Python Merging with multiple keys

Level 2
Hi all,

I'm trying to learn Python for Dataiku DSS but I have a problem with a line of code. I want to merge two dataset with Python. I understood how to merge two dataset with one column in common:

# - * - coding: utf-8 - * -
import dataiku
import pandas as pd, numpy as np
from dataiku import pandasutils as pdu

# Read recipe inputs
co2_and_Oil = dataiku.Dataset ("CO2_and_Oil")
co2_and_Oil_df = co2_and_Oil.get_dataframe ()
meat_and_Egg_Production = dataiku.Dataset ("Meat_and_Egg_Production")
meat_and_Egg_Production_df = meat_and_Egg_Production.get_dataframe ()

#dataframe definition's
merge_Python_df = co2_and_Oil_df.merge (meat_and_Egg_Production_df, left_on = "Entity", right_on = "Entity")

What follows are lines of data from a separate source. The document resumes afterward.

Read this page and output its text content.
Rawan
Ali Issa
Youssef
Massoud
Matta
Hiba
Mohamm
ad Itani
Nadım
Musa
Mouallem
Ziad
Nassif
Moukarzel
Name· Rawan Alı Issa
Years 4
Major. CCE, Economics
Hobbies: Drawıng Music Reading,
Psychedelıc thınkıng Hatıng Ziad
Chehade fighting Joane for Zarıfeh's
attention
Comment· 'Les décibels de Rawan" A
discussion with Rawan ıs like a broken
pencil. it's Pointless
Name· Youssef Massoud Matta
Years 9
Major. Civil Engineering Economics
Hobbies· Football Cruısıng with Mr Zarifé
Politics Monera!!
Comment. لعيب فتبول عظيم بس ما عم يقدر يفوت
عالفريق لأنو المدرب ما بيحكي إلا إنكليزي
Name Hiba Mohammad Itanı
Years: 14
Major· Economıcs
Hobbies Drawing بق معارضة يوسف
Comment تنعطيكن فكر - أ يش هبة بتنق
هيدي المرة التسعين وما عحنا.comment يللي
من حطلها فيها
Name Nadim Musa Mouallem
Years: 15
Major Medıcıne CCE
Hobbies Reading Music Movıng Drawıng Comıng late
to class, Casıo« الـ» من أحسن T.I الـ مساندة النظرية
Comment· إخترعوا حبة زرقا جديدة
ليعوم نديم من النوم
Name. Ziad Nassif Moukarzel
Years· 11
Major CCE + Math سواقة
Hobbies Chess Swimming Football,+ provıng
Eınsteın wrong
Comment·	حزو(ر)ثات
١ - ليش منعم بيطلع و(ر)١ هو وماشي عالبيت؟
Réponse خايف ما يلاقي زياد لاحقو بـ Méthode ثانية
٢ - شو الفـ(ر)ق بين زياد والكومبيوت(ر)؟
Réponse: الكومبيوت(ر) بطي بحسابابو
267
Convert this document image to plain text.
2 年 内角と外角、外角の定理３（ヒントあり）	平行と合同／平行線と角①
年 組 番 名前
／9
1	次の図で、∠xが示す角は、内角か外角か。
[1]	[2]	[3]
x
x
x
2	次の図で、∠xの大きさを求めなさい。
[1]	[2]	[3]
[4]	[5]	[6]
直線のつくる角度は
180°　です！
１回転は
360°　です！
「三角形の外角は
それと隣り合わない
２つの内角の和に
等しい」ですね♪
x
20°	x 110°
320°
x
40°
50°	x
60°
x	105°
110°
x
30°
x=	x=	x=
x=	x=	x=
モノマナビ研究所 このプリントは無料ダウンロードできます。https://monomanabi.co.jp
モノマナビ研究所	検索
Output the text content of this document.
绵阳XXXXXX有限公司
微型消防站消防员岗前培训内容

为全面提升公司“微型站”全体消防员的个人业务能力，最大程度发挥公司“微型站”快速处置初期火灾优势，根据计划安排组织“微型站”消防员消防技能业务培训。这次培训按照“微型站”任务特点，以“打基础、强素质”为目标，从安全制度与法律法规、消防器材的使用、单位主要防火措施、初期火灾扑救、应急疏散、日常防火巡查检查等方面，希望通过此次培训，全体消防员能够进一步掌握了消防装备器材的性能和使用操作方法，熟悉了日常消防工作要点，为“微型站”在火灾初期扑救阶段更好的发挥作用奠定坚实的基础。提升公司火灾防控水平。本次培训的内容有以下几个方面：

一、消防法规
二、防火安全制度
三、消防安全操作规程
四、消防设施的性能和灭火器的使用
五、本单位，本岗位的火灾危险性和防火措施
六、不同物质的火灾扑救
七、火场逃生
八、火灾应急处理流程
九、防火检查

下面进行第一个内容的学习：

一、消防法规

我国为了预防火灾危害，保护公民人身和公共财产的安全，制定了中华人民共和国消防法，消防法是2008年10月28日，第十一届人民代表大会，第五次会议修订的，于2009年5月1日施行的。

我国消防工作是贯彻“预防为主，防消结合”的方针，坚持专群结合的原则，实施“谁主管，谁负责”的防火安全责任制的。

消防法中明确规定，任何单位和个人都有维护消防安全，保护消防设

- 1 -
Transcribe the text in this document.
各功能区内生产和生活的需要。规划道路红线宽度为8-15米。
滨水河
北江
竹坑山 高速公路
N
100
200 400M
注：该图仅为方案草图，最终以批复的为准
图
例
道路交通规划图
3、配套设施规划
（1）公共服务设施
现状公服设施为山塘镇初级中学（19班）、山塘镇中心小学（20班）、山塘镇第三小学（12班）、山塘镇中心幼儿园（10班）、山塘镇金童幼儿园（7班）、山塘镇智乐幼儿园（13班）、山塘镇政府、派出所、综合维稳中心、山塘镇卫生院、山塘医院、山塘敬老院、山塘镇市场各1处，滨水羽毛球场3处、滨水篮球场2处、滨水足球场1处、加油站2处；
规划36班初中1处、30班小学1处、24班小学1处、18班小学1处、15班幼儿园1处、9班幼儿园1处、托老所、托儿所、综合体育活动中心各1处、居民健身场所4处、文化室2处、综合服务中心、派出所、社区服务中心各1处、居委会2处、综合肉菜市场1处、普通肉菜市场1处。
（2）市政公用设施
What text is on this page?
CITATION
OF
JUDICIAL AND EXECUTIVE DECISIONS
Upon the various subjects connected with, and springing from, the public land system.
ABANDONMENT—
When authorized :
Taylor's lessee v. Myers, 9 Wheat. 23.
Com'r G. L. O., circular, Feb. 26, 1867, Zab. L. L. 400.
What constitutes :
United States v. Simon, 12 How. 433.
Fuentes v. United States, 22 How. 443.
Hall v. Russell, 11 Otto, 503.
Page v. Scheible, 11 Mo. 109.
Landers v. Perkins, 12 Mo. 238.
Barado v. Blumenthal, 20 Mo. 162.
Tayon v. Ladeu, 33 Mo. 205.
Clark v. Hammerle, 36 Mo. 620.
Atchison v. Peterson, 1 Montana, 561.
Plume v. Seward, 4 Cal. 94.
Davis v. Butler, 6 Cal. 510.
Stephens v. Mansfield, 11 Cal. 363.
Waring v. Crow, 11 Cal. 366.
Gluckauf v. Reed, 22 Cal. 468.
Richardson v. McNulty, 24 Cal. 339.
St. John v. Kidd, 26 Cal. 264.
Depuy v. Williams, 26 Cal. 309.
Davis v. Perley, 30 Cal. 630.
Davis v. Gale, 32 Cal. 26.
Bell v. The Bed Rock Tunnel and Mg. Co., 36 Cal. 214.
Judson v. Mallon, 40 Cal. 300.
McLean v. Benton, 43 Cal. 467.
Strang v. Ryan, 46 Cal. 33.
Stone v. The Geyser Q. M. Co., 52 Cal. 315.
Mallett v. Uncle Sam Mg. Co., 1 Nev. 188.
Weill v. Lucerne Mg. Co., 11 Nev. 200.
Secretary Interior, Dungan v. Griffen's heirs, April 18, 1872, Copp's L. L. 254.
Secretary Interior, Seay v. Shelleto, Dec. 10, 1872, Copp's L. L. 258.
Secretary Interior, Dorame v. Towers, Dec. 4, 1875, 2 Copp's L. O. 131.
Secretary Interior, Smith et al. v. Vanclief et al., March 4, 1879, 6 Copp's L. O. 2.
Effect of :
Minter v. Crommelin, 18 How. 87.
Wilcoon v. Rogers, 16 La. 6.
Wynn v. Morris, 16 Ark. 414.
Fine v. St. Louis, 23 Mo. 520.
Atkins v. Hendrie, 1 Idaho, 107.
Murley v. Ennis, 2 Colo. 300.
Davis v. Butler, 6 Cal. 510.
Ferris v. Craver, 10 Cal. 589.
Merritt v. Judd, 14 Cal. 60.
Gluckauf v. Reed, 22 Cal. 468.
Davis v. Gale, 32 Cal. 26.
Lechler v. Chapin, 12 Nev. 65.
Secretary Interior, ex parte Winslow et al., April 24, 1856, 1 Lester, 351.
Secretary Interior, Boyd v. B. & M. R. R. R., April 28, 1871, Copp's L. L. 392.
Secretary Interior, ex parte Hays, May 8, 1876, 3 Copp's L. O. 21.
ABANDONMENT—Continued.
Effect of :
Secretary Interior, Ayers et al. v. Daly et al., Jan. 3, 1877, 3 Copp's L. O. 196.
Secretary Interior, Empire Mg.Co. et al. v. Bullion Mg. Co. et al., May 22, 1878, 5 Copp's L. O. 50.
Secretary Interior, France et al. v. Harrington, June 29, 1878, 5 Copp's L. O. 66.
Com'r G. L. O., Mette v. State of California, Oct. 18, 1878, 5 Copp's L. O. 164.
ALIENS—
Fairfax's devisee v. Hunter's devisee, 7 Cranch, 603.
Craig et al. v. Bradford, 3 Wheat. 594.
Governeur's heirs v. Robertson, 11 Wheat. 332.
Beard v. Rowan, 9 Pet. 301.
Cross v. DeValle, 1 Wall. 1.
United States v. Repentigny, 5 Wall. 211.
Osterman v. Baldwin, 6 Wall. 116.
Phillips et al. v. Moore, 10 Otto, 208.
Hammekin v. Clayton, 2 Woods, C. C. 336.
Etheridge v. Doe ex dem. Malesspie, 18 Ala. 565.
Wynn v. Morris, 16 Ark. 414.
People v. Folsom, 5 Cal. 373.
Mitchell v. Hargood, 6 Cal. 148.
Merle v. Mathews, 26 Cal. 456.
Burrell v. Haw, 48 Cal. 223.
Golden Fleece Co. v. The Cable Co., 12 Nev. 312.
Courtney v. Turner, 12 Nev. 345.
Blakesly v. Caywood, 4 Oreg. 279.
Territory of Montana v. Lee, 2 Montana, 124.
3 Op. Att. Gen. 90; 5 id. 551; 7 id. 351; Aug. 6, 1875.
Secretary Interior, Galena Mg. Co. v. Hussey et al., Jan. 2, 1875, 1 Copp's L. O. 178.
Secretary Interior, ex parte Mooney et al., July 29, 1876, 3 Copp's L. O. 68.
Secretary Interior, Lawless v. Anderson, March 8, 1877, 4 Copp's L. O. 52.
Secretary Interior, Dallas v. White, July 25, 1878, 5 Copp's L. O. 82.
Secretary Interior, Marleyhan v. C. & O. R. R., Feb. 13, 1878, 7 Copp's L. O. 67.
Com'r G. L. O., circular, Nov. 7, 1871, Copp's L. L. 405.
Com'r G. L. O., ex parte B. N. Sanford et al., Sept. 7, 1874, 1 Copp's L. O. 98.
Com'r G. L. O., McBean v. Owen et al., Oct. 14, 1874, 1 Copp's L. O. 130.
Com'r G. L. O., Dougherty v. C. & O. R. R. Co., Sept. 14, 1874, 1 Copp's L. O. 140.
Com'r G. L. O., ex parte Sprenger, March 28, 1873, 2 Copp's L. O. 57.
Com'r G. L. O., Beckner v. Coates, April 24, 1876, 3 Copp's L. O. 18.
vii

merge_Python = dataiku.Dataset ("Merge_Python")
merge_Python.write_with_schema (merge_Python_df)

but how does it work when the datasets need to be merge with multiple columns in commun? I tried this:

#dataframe definition
merge_Python_df = co2_and_Oil_df.merge (meat_and_Egg_Production_df, left_on = "Entity", "Code", "Year", right_on = "Entity", "Code", "Year")


but it doesn't work, could you help me?


When you use python in DSS, it's just regular python, so DSS isn't doing anything special to your code, so this is actually just a python question.

That said, you'll want to throw all your merge keys into lists, like below:


merge_Python_df = co2_and_Oil_df.merge (meat_and_Egg_Production_df, left_on = ["Entity", "Code", "Year"], right_on = ["Entity", "Code", "Year"])


There's also a helpful stack overflow article on this:

Let me know if you have any additional questions.